《会いたいです》
私がその三文字を書いたのは、蒸し暑い七月の夜だった。書いた瞬間、自分でも驚いた。ルール違反だ。近づいたら壊れる。彼がそう言ったのを、私はちゃんと覚えていた。
それでも、もう我慢できなかった。彼の声を聞きたい。彼がどんな表情で紙を書いているのか、この目で見たい。光と紙だけのやりとりでは、もう足りなくなっていた。
対岸の彼は、長いあいだ動かなかった。私は後悔した。困らせてしまった。せっかくの関係を、自分の欲で壊してしまうかもしれない。紙を下ろそうとしたそのとき、向こうの窓に紙が掲げられた。
《僕もです。ずっと、会いたかった》
涙が出そうになった。同じだったのだ。彼も、この距離をもどかしく思っていた。
《でも、こわいんです》と彼は続けた。《実際に会って、がっかりされたら。今のこの関係が、なくなってしまうのが》
その気持ちは、痛いほどわかった。
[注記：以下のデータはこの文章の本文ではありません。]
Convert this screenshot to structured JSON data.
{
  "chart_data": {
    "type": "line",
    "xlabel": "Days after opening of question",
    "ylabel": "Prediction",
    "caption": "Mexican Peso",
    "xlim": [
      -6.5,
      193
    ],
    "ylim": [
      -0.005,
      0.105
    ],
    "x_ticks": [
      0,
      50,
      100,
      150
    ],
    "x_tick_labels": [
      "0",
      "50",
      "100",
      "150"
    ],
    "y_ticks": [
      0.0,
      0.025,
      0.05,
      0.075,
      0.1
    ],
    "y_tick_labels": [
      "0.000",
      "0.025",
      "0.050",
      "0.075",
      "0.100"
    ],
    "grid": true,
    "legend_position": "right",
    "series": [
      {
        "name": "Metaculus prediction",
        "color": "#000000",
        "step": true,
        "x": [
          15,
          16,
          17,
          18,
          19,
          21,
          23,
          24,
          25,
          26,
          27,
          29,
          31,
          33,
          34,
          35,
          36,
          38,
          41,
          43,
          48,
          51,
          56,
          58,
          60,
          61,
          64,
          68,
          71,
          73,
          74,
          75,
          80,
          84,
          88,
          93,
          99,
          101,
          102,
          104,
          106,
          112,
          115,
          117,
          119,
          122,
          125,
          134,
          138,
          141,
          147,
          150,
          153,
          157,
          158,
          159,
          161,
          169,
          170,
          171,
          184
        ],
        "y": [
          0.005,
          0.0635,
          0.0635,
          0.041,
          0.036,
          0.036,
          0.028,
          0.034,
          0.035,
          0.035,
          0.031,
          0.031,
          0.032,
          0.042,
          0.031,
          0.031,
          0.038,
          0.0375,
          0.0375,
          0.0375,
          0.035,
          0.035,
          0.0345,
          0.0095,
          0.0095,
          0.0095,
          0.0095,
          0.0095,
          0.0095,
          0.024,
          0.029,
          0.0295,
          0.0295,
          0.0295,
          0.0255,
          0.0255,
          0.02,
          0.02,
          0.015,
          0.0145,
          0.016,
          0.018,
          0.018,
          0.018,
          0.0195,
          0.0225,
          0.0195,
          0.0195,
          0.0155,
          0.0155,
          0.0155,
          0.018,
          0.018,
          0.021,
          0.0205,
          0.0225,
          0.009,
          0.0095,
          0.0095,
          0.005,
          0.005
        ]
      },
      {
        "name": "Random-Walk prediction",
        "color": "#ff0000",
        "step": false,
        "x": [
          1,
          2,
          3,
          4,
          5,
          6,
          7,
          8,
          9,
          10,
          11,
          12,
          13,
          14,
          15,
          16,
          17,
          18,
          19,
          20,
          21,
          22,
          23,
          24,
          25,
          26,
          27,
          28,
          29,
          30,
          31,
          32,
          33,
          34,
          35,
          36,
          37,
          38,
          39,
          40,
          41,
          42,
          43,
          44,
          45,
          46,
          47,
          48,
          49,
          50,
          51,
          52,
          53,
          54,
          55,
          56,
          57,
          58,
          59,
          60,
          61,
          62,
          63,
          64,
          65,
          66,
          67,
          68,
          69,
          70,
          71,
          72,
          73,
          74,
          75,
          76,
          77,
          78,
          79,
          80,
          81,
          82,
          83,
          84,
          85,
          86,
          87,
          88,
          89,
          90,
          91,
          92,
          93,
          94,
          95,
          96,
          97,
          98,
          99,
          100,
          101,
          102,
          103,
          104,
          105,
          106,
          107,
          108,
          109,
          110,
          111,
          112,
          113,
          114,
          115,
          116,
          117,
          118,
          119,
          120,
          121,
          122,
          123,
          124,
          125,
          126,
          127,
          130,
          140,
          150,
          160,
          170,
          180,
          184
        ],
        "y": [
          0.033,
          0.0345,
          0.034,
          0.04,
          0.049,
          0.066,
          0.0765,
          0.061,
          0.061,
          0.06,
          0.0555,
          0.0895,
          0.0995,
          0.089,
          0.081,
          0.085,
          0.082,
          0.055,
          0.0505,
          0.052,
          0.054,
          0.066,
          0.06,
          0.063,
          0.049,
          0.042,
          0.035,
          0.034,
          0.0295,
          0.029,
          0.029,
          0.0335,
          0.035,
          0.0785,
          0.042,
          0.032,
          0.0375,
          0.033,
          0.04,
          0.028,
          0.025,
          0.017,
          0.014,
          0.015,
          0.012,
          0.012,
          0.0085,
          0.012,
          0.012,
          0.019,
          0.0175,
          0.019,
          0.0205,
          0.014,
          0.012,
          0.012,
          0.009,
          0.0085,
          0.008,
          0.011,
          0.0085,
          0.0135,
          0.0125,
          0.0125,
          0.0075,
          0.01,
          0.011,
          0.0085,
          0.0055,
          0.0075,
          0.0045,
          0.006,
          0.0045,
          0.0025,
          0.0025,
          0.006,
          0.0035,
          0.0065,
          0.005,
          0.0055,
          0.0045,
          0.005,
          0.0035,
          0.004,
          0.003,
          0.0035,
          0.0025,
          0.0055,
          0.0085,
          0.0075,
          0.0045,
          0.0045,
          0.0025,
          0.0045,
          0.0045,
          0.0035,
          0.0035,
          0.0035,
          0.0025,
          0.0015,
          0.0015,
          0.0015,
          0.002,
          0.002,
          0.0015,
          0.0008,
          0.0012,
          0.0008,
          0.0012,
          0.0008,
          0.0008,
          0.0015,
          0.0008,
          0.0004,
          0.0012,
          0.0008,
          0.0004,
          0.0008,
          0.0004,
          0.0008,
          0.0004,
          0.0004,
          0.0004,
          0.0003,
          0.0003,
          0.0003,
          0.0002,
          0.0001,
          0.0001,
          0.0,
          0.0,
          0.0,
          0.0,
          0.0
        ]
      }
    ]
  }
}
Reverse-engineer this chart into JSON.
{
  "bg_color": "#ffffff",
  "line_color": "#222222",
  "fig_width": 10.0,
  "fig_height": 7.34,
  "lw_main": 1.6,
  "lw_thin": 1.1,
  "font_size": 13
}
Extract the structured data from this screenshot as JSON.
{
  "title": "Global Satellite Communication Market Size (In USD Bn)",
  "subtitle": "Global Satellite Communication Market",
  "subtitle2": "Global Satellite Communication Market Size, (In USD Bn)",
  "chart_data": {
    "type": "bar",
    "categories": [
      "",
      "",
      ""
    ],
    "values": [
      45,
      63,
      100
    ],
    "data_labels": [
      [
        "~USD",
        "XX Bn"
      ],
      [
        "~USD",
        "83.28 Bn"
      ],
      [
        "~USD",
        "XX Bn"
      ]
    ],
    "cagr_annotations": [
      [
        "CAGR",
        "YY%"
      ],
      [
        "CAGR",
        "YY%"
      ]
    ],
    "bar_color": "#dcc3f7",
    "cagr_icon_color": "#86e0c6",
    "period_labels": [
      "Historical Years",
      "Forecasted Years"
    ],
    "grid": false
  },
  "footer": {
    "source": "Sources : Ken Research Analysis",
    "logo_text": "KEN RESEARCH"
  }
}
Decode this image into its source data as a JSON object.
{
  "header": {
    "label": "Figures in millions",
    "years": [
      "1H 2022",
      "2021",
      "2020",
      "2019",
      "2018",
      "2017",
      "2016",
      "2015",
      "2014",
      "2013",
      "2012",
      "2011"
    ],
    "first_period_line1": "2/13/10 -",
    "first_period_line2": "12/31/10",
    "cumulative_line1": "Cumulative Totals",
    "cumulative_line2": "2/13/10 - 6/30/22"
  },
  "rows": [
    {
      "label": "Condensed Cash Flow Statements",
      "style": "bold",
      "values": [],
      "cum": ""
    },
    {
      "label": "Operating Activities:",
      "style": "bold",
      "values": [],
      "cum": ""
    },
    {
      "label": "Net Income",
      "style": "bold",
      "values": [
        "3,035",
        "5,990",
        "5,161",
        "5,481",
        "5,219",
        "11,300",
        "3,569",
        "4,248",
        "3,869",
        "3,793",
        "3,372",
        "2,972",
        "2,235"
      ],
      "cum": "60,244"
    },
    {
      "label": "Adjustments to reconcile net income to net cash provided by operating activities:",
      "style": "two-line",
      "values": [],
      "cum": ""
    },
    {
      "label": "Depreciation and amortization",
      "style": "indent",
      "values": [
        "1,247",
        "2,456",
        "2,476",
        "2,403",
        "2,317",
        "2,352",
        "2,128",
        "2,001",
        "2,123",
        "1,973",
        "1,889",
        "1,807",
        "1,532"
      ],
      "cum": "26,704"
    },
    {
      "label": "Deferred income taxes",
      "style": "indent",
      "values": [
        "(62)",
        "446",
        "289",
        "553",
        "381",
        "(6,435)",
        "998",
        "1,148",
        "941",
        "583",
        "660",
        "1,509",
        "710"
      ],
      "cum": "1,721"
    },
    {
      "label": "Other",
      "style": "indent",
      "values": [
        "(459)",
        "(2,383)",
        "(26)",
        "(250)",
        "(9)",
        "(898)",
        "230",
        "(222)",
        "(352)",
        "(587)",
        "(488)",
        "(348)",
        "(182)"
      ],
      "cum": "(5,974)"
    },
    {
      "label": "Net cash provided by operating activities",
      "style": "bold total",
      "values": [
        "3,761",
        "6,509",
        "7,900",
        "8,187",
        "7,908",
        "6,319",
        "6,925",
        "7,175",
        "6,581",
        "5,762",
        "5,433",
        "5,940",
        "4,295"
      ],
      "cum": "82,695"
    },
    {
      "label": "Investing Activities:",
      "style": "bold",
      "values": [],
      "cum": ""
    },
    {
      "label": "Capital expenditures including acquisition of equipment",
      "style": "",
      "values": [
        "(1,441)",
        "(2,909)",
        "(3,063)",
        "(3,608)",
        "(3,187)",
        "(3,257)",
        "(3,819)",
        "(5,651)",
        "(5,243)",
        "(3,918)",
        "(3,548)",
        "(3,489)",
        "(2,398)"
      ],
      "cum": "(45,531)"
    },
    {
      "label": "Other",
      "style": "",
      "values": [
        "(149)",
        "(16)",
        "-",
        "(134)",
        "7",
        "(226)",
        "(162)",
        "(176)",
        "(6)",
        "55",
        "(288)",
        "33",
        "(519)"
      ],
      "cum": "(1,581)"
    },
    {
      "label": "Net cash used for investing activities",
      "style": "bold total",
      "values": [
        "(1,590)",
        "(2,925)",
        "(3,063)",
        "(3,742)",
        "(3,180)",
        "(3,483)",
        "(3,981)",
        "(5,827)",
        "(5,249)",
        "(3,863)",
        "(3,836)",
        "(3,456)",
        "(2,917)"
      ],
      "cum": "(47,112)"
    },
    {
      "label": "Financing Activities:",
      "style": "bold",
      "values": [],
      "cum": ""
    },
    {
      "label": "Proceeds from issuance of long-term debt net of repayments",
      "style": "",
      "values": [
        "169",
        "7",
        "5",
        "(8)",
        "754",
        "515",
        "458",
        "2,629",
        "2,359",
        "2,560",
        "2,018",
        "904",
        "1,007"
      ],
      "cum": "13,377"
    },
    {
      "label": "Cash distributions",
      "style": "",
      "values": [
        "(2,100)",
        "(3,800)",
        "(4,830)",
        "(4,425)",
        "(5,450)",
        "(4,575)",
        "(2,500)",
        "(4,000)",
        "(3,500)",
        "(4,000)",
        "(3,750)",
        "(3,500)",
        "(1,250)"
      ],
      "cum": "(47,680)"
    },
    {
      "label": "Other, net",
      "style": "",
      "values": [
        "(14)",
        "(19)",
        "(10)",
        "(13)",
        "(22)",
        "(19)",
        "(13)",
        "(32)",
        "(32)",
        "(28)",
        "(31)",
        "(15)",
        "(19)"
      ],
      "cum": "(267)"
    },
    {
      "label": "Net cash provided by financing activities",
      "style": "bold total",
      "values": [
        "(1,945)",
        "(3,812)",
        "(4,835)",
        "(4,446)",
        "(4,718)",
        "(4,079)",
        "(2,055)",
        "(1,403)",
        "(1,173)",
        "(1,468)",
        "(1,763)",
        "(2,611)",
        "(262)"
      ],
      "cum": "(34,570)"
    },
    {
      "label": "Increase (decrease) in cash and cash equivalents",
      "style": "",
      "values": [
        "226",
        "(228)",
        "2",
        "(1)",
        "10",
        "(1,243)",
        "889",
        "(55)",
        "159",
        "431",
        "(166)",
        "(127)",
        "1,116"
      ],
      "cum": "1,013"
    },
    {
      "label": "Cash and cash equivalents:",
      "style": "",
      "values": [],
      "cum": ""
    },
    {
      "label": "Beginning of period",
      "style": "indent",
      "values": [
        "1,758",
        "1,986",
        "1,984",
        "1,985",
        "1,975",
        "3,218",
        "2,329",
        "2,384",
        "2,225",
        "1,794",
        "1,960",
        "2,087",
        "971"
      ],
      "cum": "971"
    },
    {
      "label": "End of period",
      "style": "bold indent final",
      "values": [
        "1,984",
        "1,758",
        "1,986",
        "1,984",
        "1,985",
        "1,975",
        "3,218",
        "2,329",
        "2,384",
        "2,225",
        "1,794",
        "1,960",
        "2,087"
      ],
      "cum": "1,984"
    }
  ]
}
私だってこわい。理想の相手を、勝手に作り上げているだけかもしれない。会えば、ただの疲れた大人どうしだと思い知るだけかもしれない。
それでも、私は書いた。
《がっかりしても、後悔しても、私はあなたに会いたい。今の関係が壊れてもいい。ちゃんと、目を見て話したい》
手すりを握る手に力がこもった。運河の水面が、街の灯りをちらちらと揺らしていた。
やがて、対岸に大きな紙が掲げられた。震えるような、けれど確かな字で。
《じゃあ、次の満月の夜に。運河にかかる橋の真ん中で》
私は空を見上げた。月は、あと三日で満ちる。